Monday 31 January 2011

Teaching poetry: Teaching Art


A new paper by Jeff (2010) discusses how art is taught in schools. The teaching of art is, of course, linked to the teaching of poetry. This is a bit of what the author says about the role of the 'expert':
"Art in UK schools...frequently characterised by hierarchical concepts of individual talent and genius, and the adherence to a well-established and largely unquestioned canon of great artists whose work within a narrow range of aesthetic codes, normally those associated with mimetic depiction (Downing and Watson 2004). Pedagogically, these regimes rely upon an expert specialist for delivery of skills and appropriate sensibilities to a largely positive set of recipients, the learners, which emphasises the role art plays in reinforcing the socially constraining and limiting function of education"
In this paper Jeff criticises 'Creative Partnerships' as being an example of this hierarchical perspective of 'the artist' and then everyone else. One could argue that in the teaching of poetry the model is often the same. Here, once again we are faced with the post-structuralist challenge and the question of power relations and the freedom of expression and the dangers of schools reinforcing messages about 'real art' only being about the individual genius of others.

Wednesday 19 January 2011

James Britton on Play and Poetry (1982)


"Piaget states that roughly from the age of two to the age of eleven children's characteristic activity is that of make believe play, and he calls this 'Symbolic Representation'. In play children work over their experiences, and their enactments are a symbol representing actual experience. By the age of eleven, Piaget says a child is normally able to think in concepts. Children's writing reflects this development. Much that they write at six or seven or eight is more like poetry than prose in that it is a gloss upon experience rather than formulation itself"
"...Poetry, in common with all literature, is as much a rehearsal of experience as is make believe play (Here is trial without the possibility of error)".
Britton goes on to suggest that poems deal with poets coming to terms with ideas and events. Symbolic representataions of experience. This must mean that all forms of art could be described as a form of therapy.

Thursday 13 January 2011

Happy New Year

The ESRC poetry seminar series began this week in Exeter. I am co-convener. There were some excellent papers and stimulating discussion. Poems were read and written too.

One discussion I had concerned the concept of bad poems. I was interested to learn from poets and teachers of poetry what a bad poem looked like. Are there poems out there which are objectively 'bad'? Of course everyone is free to say which poems they like and which poems they think are 'good' and have value and which ones they think are not good (bad) and have no value...for them; but can a consensus be found about poems that are generally thought bad?

Is there a need to do this? There must be dangers here if we do. Being told that bad poems are out there may well contribute to the fear people have of poetry. Yet, writers and teachers of poetry often talk about bad poems, so it is in need of discussion.


Peter Sansum (1994), in his book 'Writing Poetry' says that some poems are 'tripe'. He is certain that bad poems are very common. These are poems which are some-how dishonest about the meanings they convey and how this is done and/or are full of cliche.

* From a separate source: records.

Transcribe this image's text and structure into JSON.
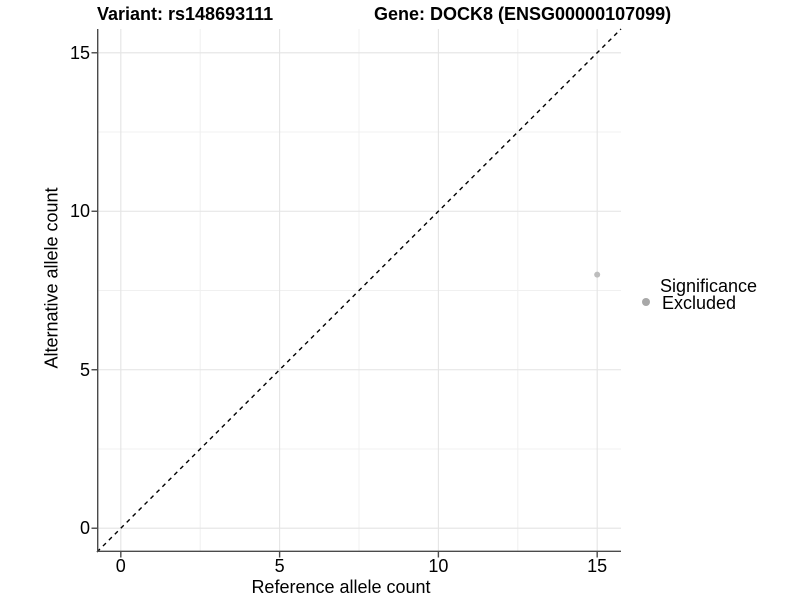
{
  "header": {
    "variant_title": "Variant: rs148693111",
    "gene_title": "Gene: DOCK8 (ENSG00000107099)"
  },
  "legend": {
    "title": "Significance",
    "items": [
      {
        "label": "Excluded",
        "key_color": "#a8a8a8"
      }
    ]
  },
  "chart_data": {
    "type": "scatter",
    "xlabel": "Reference allele count",
    "ylabel": "Alternative allele count",
    "xlim": [
      -0.75,
      15.75
    ],
    "ylim": [
      -0.75,
      15.75
    ],
    "x_ticks": [
      0,
      5,
      10,
      15
    ],
    "y_ticks": [
      0,
      5,
      10,
      15
    ],
    "x_minor_ticks": [
      2.5,
      7.5,
      12.5
    ],
    "y_minor_ticks": [
      2.5,
      7.5,
      12.5
    ],
    "grid": true,
    "legend_position": "right",
    "series": [
      {
        "name": "Excluded",
        "color": "#bdbdbd",
        "points": [
          {
            "x": 15,
            "y": 8
          }
        ]
      }
    ],
    "reference_line": {
      "slope": 1,
      "intercept": 0,
      "style": "dashed",
      "color": "#000000"
    },
    "style": {
      "axis_color": "#4a4a4a",
      "major_grid_color": "#e4e4e4",
      "minor_grid_color": "#f0f0f0",
      "background": "#ffffff"
    }
  }
}
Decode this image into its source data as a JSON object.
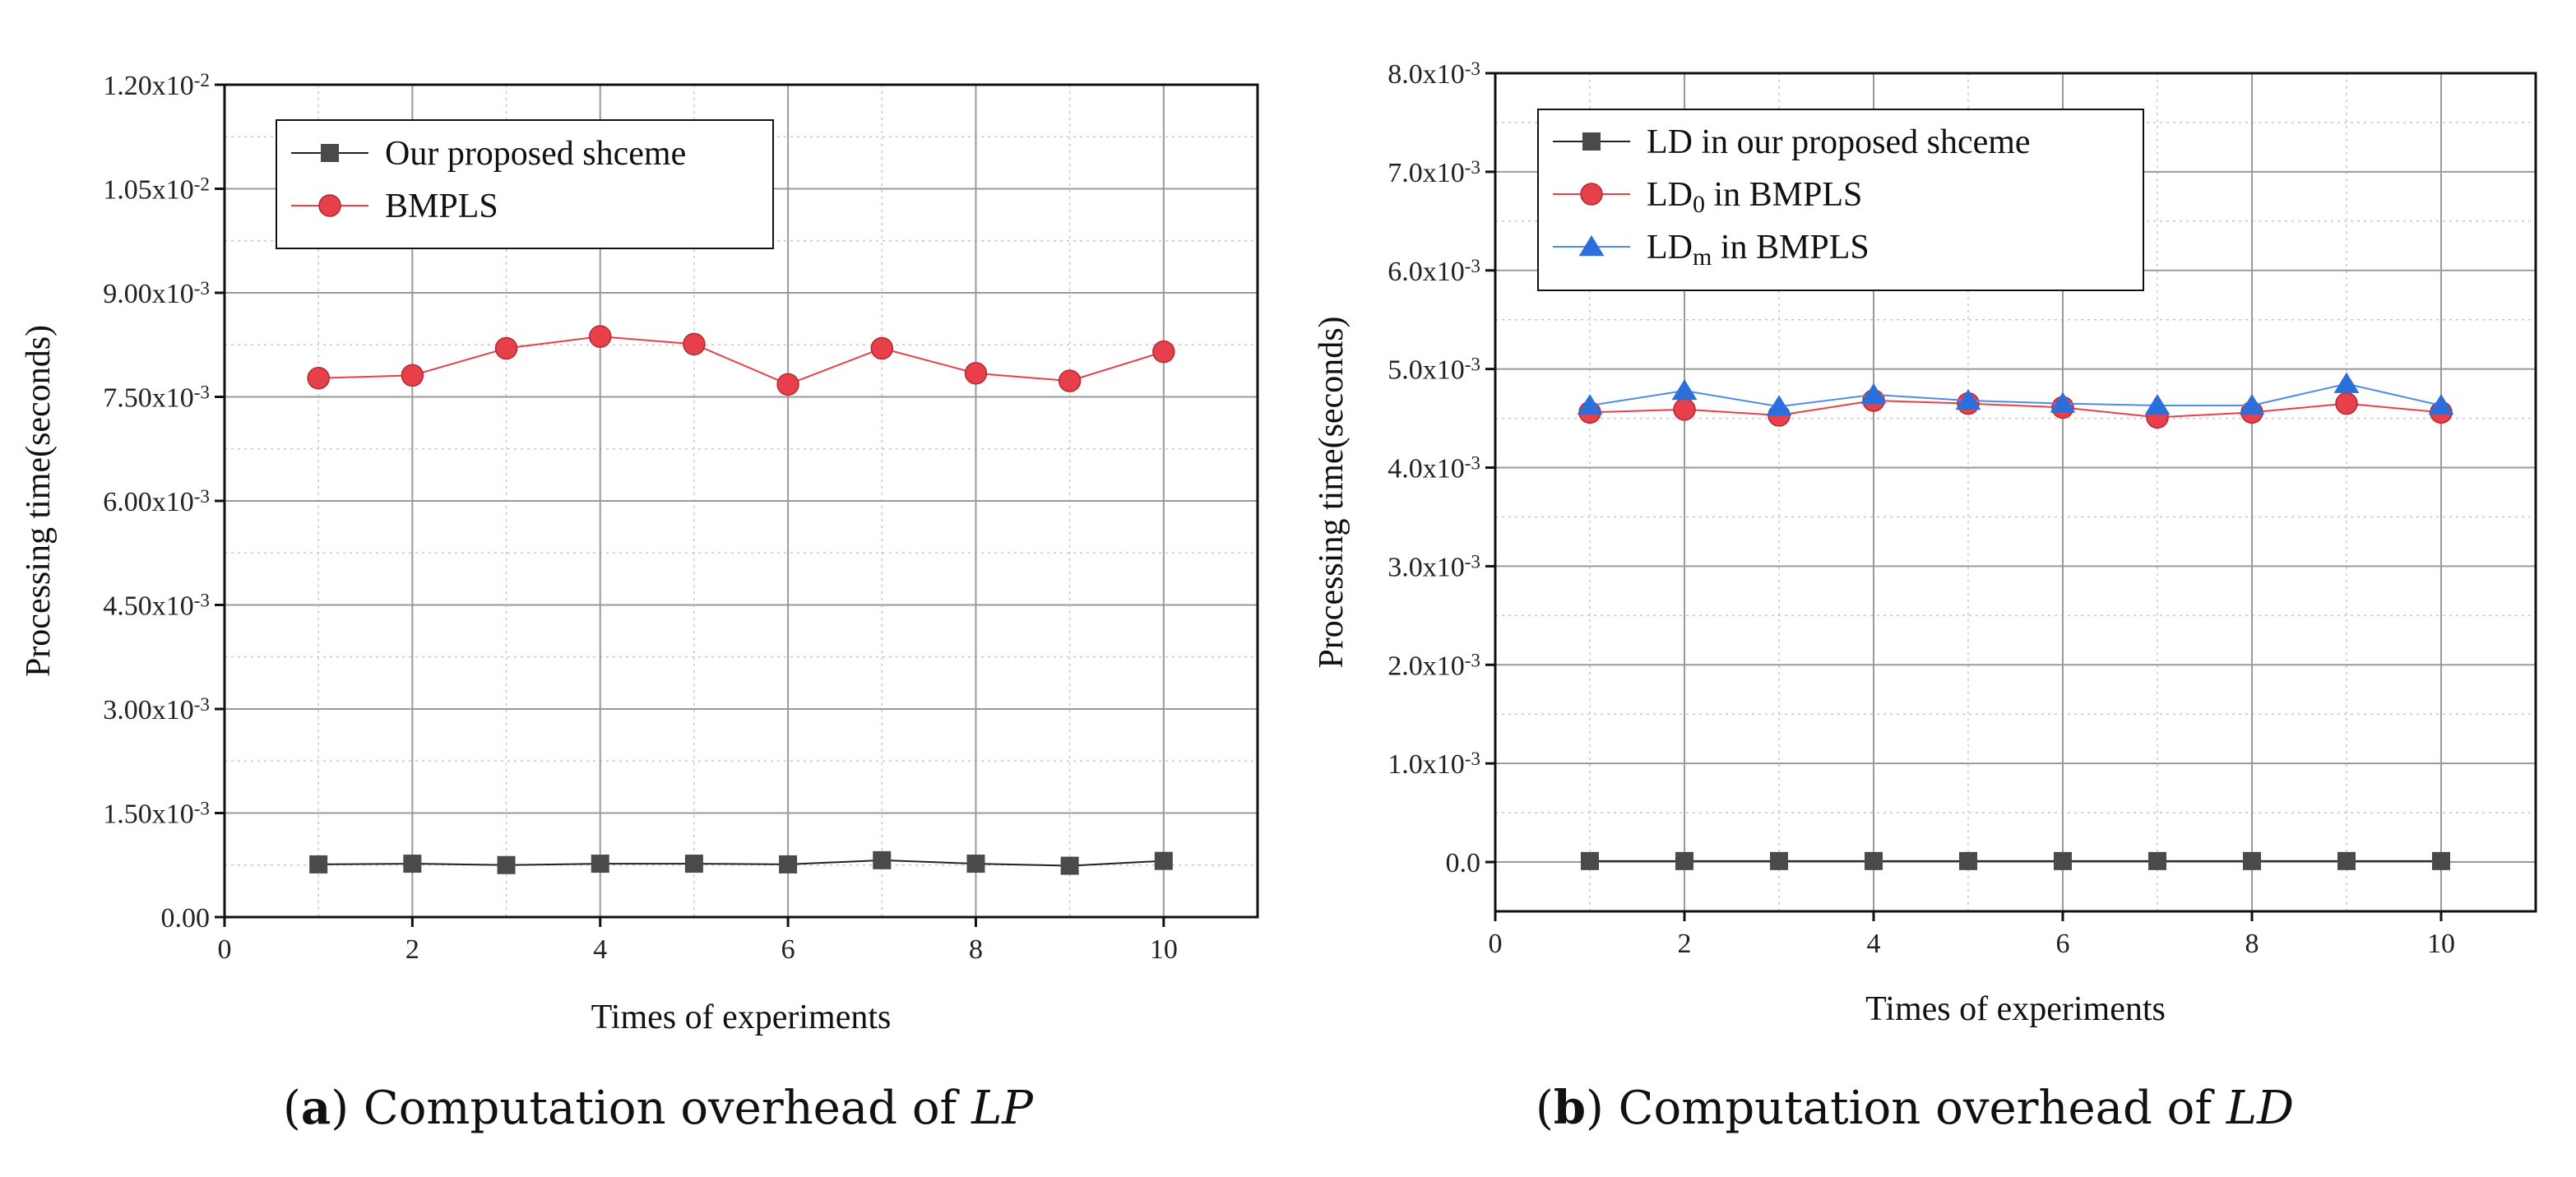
{
  "chart_data": [
    {
      "id": "a",
      "type": "line",
      "caption": {
        "label": "(a)",
        "text": "Computation overhead of ",
        "var": "LP"
      },
      "xlabel": "Times of experiments",
      "ylabel": "Processing time(seconds)",
      "xlim": [
        0,
        11
      ],
      "ylim": [
        0,
        0.012
      ],
      "xticks": [
        0,
        2,
        4,
        6,
        8,
        10
      ],
      "xtick_labels": [
        "0",
        "2",
        "4",
        "6",
        "8",
        "10"
      ],
      "yticks": [
        0,
        0.0015,
        0.003,
        0.0045,
        0.006,
        0.0075,
        0.009,
        0.0105,
        0.012
      ],
      "ytick_labels": [
        {
          "base": "0.00",
          "exp": ""
        },
        {
          "base": "1.50x10",
          "exp": "-3"
        },
        {
          "base": "3.00x10",
          "exp": "-3"
        },
        {
          "base": "4.50x10",
          "exp": "-3"
        },
        {
          "base": "6.00x10",
          "exp": "-3"
        },
        {
          "base": "7.50x10",
          "exp": "-3"
        },
        {
          "base": "9.00x10",
          "exp": "-3"
        },
        {
          "base": "1.05x10",
          "exp": "-2"
        },
        {
          "base": "1.20x10",
          "exp": "-2"
        }
      ],
      "legend_position": "top-left",
      "x": [
        1,
        2,
        3,
        4,
        5,
        6,
        7,
        8,
        9,
        10
      ],
      "series": [
        {
          "name": "Our proposed shceme",
          "name_base": "Our proposed shceme",
          "name_sub": "",
          "name_rest": "",
          "marker": "square",
          "color": "#4a4a4a",
          "line_color": "#222222",
          "values": [
            0.00076,
            0.00077,
            0.00075,
            0.00077,
            0.00077,
            0.00076,
            0.00082,
            0.00077,
            0.00074,
            0.00081
          ]
        },
        {
          "name": "BMPLS",
          "name_base": "BMPLS",
          "name_sub": "",
          "name_rest": "",
          "marker": "circle",
          "color": "#e8404a",
          "line_color": "#e8404a",
          "values": [
            0.00777,
            0.00781,
            0.0082,
            0.00837,
            0.00826,
            0.00768,
            0.0082,
            0.00784,
            0.00773,
            0.00815
          ]
        }
      ]
    },
    {
      "id": "b",
      "type": "line",
      "caption": {
        "label": "(b)",
        "text": "Computation overhead of ",
        "var": "LD"
      },
      "xlabel": "Times of experiments",
      "ylabel": "Processing time(seconds)",
      "xlim": [
        0,
        11
      ],
      "ylim": [
        -0.0005,
        0.008
      ],
      "xticks": [
        0,
        2,
        4,
        6,
        8,
        10
      ],
      "xtick_labels": [
        "0",
        "2",
        "4",
        "6",
        "8",
        "10"
      ],
      "yticks": [
        0,
        0.001,
        0.002,
        0.003,
        0.004,
        0.005,
        0.006,
        0.007,
        0.008
      ],
      "ytick_labels": [
        {
          "base": "0.0",
          "exp": ""
        },
        {
          "base": "1.0x10",
          "exp": "-3"
        },
        {
          "base": "2.0x10",
          "exp": "-3"
        },
        {
          "base": "3.0x10",
          "exp": "-3"
        },
        {
          "base": "4.0x10",
          "exp": "-3"
        },
        {
          "base": "5.0x10",
          "exp": "-3"
        },
        {
          "base": "6.0x10",
          "exp": "-3"
        },
        {
          "base": "7.0x10",
          "exp": "-3"
        },
        {
          "base": "8.0x10",
          "exp": "-3"
        }
      ],
      "legend_position": "top-left",
      "x": [
        1,
        2,
        3,
        4,
        5,
        6,
        7,
        8,
        9,
        10
      ],
      "series": [
        {
          "name": "LD in our proposed shceme",
          "name_base": "LD in our proposed shceme",
          "name_sub": "",
          "name_rest": "",
          "marker": "square",
          "color": "#4a4a4a",
          "line_color": "#222222",
          "values": [
            1e-05,
            1e-05,
            1e-05,
            1e-05,
            1e-05,
            1e-05,
            1e-05,
            1e-05,
            1e-05,
            1e-05
          ]
        },
        {
          "name": "LD0 in BMPLS",
          "name_base": "LD",
          "name_sub": "0",
          "name_rest": " in BMPLS",
          "marker": "circle",
          "color": "#e8404a",
          "line_color": "#e8404a",
          "values": [
            0.00456,
            0.00459,
            0.00453,
            0.00468,
            0.00465,
            0.00461,
            0.00451,
            0.00456,
            0.00465,
            0.00456
          ]
        },
        {
          "name": "LDm in BMPLS",
          "name_base": "LD",
          "name_sub": "m",
          "name_rest": " in BMPLS",
          "marker": "triangle",
          "color": "#2a6fdc",
          "line_color": "#4a8ce8",
          "values": [
            0.00463,
            0.00478,
            0.00462,
            0.00474,
            0.00468,
            0.00465,
            0.00463,
            0.00463,
            0.00485,
            0.00463
          ]
        }
      ]
    }
  ]
}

Seamus Cooney here ( http://homepages.wmich.edu/~cooneys/poems/bad/index.html ) has this to say

"To achieve memorable badness is not so easy. It has to be done innocently, by a poet unaware of his or her defects. The right combination of lofty ambition, humorless self-confidence, and crass incompetence is rare and precious. (There is a famous anthology of bad poetry called The Stuffed Owl, which I recommend to those interested.)

For the student, having a genuine insight into the true badness of some poems is, I think, a necessary corollary of having a grasp of what makes good poems good."

On his web site about 'bad poetry' Cooney includes Wordsworth aand Coleridge. Cooney, playfully is looking for objective properties of bad poems.


Bad poems? Below I play with ideas.


Bad poems:
1. Poems which are written for occasions which contain language and/or are about subjects which are inappropriate to be read in particular contexts
2. Prose
3. Poems which are stated as being written in a particular form which break the rules - e.g. a ballad which is not a ballad.
4. Poems which are written by someone who has no interest in writing one and little effort has been made in its composition
5.Poems written by those who do not know what a poem is and what it can do and/or have read very little poetry.
6. A poem no one can understand
7. A poem that people know about, but no one has any interest reading
8. Poems written by those who are not genuine about writing poems. There is another motive other than poetry.
9. A poem everyone thinks is bad



None of the definitions of bad poetry above necessarily mean that the poetry produced will be considered bad by everyone. There will always be someone (with the exception of (7) and (9)) who will enjoy them, even if it is just the poet.

So, what is a good poem...? Try changing the definions above. What do you get? For example,

'Poems which are written by someone who has a huge interest in writing one and has made great effort in its composition'.

Will this produce a good poem, or just not a bad one? Or does it just increase the chances of a good poem being produced as it was with a bad poem.

I suspect the definitions of good poetry will be different in nature to definitions about bad poems.